The lights fade into black. A hushed whisper rolls through the crowd until there is silence. A voice is heard from the stage, yet the lights remain off. The audiences’ eyes adjust to the dark and a man’s silhouette becomes visible. After a minute or so in the dark, lights flood the stage.
This unexpected start to the musical The Drowsy Chaperone is only the beginning of the unconventionality within the play. The play is directed by Ezra Flam and is based off of the book by Bob Martin and Don McKellar.
The Man in Chair, played by Julian Hermano, brings the audience back in time through a record of the 1928 Broadway show, The Drowsy Chaperone. As soon as he moves the phonographic arm to the edge of the turntable, the stage comes to life with colorful set design, costumes and personalities.
The play continues to jump from 1928 to the present as the Man in Chair pauses the record to give an honest and blunt critique of the play and to reveal details of his pathetic life story.
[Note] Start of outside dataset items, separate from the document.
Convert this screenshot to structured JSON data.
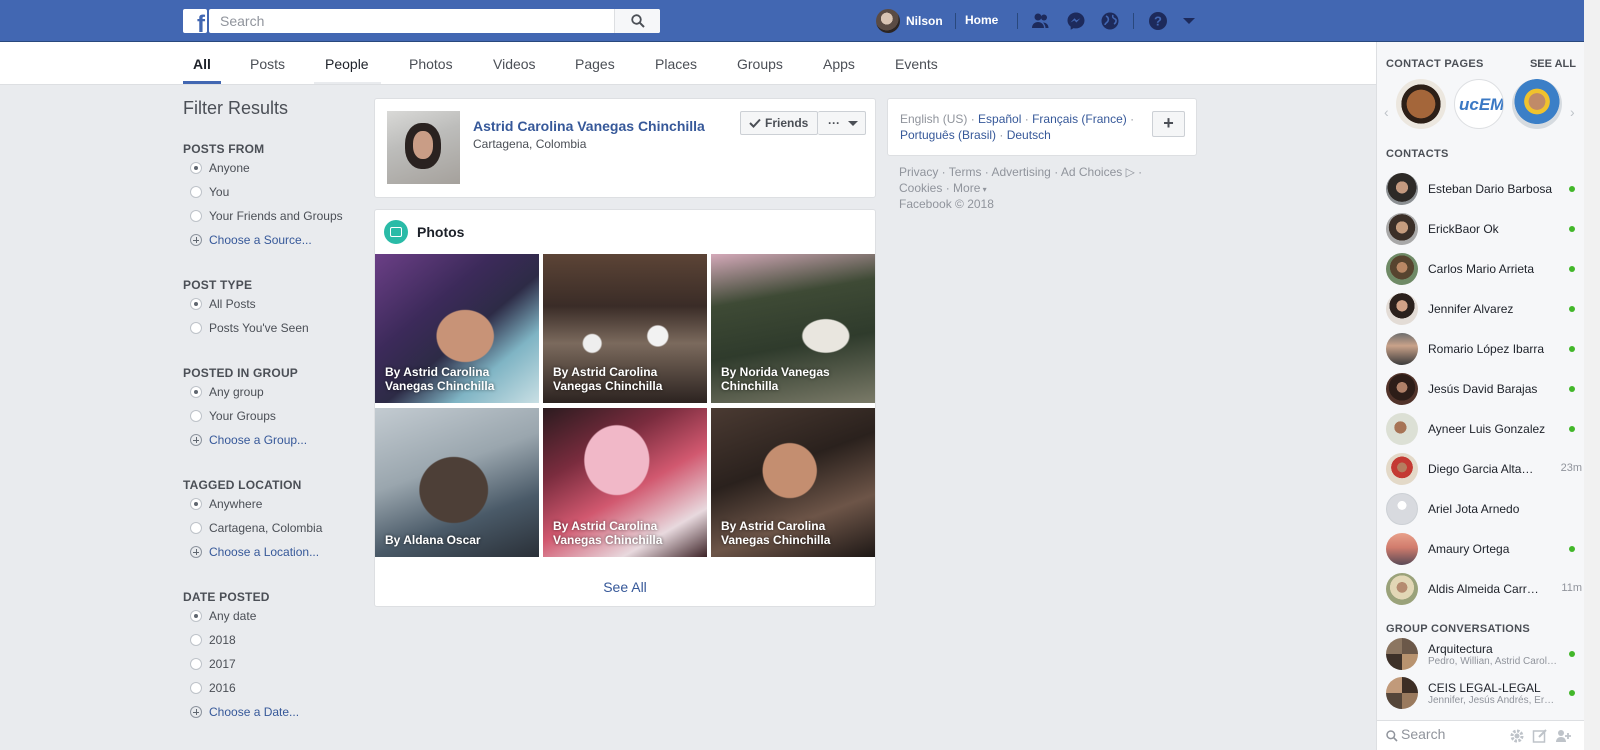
{
  "topbar": {
    "search_placeholder": "Search",
    "user_name": "Nilson",
    "home_label": "Home"
  },
  "tabs": [
    {
      "label": "All",
      "active": true
    },
    {
      "label": "Posts"
    },
    {
      "label": "People"
    },
    {
      "label": "Photos"
    },
    {
      "label": "Videos"
    },
    {
      "label": "Pages"
    },
    {
      "label": "Places"
    },
    {
      "label": "Groups"
    },
    {
      "label": "Apps"
    },
    {
      "label": "Events"
    }
  ],
  "filter": {
    "title": "Filter Results",
    "posts_from": {
      "title": "POSTS FROM",
      "options": [
        "Anyone",
        "You",
        "Your Friends and Groups"
      ],
      "selected": "Anyone",
      "choose": "Choose a Source..."
    },
    "post_type": {
      "title": "POST TYPE",
      "options": [
        "All Posts",
        "Posts You've Seen"
      ],
      "selected": "All Posts"
    },
    "posted_in_group": {
      "title": "POSTED IN GROUP",
      "options": [
        "Any group",
        "Your Groups"
      ],
      "selected": "Any group",
      "choose": "Choose a Group..."
    },
    "tagged_location": {
      "title": "TAGGED LOCATION",
      "options": [
        "Anywhere",
        "Cartagena, Colombia"
      ],
      "selected": "Anywhere",
      "choose": "Choose a Location..."
    },
    "date_posted": {
      "title": "DATE POSTED",
      "options": [
        "Any date",
        "2018",
        "2017",
        "2016"
      ],
      "selected": "Any date",
      "choose": "Choose a Date..."
    }
  },
  "profile": {
    "name": "Astrid Carolina Vanegas Chinchilla",
    "location": "Cartagena, Colombia",
    "friends_label": "Friends",
    "more_label": "···"
  },
  "photos": {
    "title": "Photos",
    "items": [
      {
        "caption": "By Astrid Carolina Vanegas Chinchilla"
      },
      {
        "caption": "By Astrid Carolina Vanegas Chinchilla"
      },
      {
        "caption": "By Norida Vanegas Chinchilla"
      },
      {
        "caption": "By Aldana Oscar"
      },
      {
        "caption": "By Astrid Carolina Vanegas Chinchilla"
      },
      {
        "caption": "By Astrid Carolina Vanegas Chinchilla"
      }
    ],
    "see_all": "See All"
  },
  "languages": {
    "current": "English (US)",
    "links": [
      "Español",
      "Français (France)",
      "Português (Brasil)",
      "Deutsch"
    ],
    "add_label": "+"
  },
  "footer": {
    "links": [
      "Privacy",
      "Terms",
      "Advertising",
      "Ad Choices",
      "Cookies",
      "More"
    ],
    "copyright": "Facebook © 2018"
  },
  "sidebar": {
    "contact_pages_title": "CONTACT PAGES",
    "see_all": "SEE ALL",
    "contacts_title": "CONTACTS",
    "contacts": [
      {
        "name": "Esteban Dario Barbosa",
        "online": true
      },
      {
        "name": "ErickBaor Ok",
        "online": true
      },
      {
        "name": "Carlos Mario Arrieta",
        "online": true
      },
      {
        "name": "Jennifer Alvarez",
        "online": true
      },
      {
        "name": "Romario López Ibarra",
        "online": true
      },
      {
        "name": "Jesús David Barajas",
        "online": true
      },
      {
        "name": "Ayneer Luis Gonzalez",
        "online": true
      },
      {
        "name": "Diego Garcia Altamar",
        "time": "23m"
      },
      {
        "name": "Ariel Jota Arnedo"
      },
      {
        "name": "Amaury Ortega",
        "online": true
      },
      {
        "name": "Aldis Almeida Carrasquilla",
        "time": "11m"
      }
    ],
    "group_title": "GROUP CONVERSATIONS",
    "groups": [
      {
        "name": "Arquitectura",
        "members": "Pedro, Willian, Astrid Carolina",
        "online": true
      },
      {
        "name": "CEIS LEGAL-LEGAL",
        "members": "Jennifer, Jesús Andrés, Ernesto",
        "online": true
      }
    ],
    "search_placeholder": "Search"
  },
  "colors": {
    "brand": "#4267b2",
    "link": "#365899",
    "online": "#42b72a",
    "photos_icon": "#2abba7"
  }
}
In between the Man in Chair’s moments of comedic despair is a story about the pre-marital worries of a bride, played by Lily Waldron, and a groom, played by Eli Cherry, on their wedding day. To make matters more complicated, Feldzeig, a big time show business producer, played by Asa Sutton, and Aldolpho, the self-proclaimed “King of Romance”, played by David Friedman, plot to destroy their marriage.
Thankfully, the Man in Chair has some reassuring thoughts about the dramatic plot.
“Will it work out? Of course it will! Everything always works out in musicals,” says the Man in Chair.
Comedy is deeply woven into both 2012 and 1928, which keeps the constant shifts in time period from becoming contrived and choppy.
This play has elements of provocation as well, ranging from spitting to prohibition, racist accents to pornography, and dancing the tango to cheating on a fiancé.
“What kind of world do we live in where we can’t discuss the similarity between pornography and musical theater?” the Man in Chair asks during one scene. The comedic storyline may be simply lighthearted, but the acting and singing itself was impressive.
The Drowsy Chaperone, played by Laura Jacobs, manages to sing and dance without ever letting go of her alcoholic beverage.
“It does what a musical is supposed to do; it takes you to another world,” said the Man in the Chair. And so does this charming production.
The Drowsy Chaperone will be preformed in the Roberts-Dubbs Auditorium until Saturday, Feb. 11.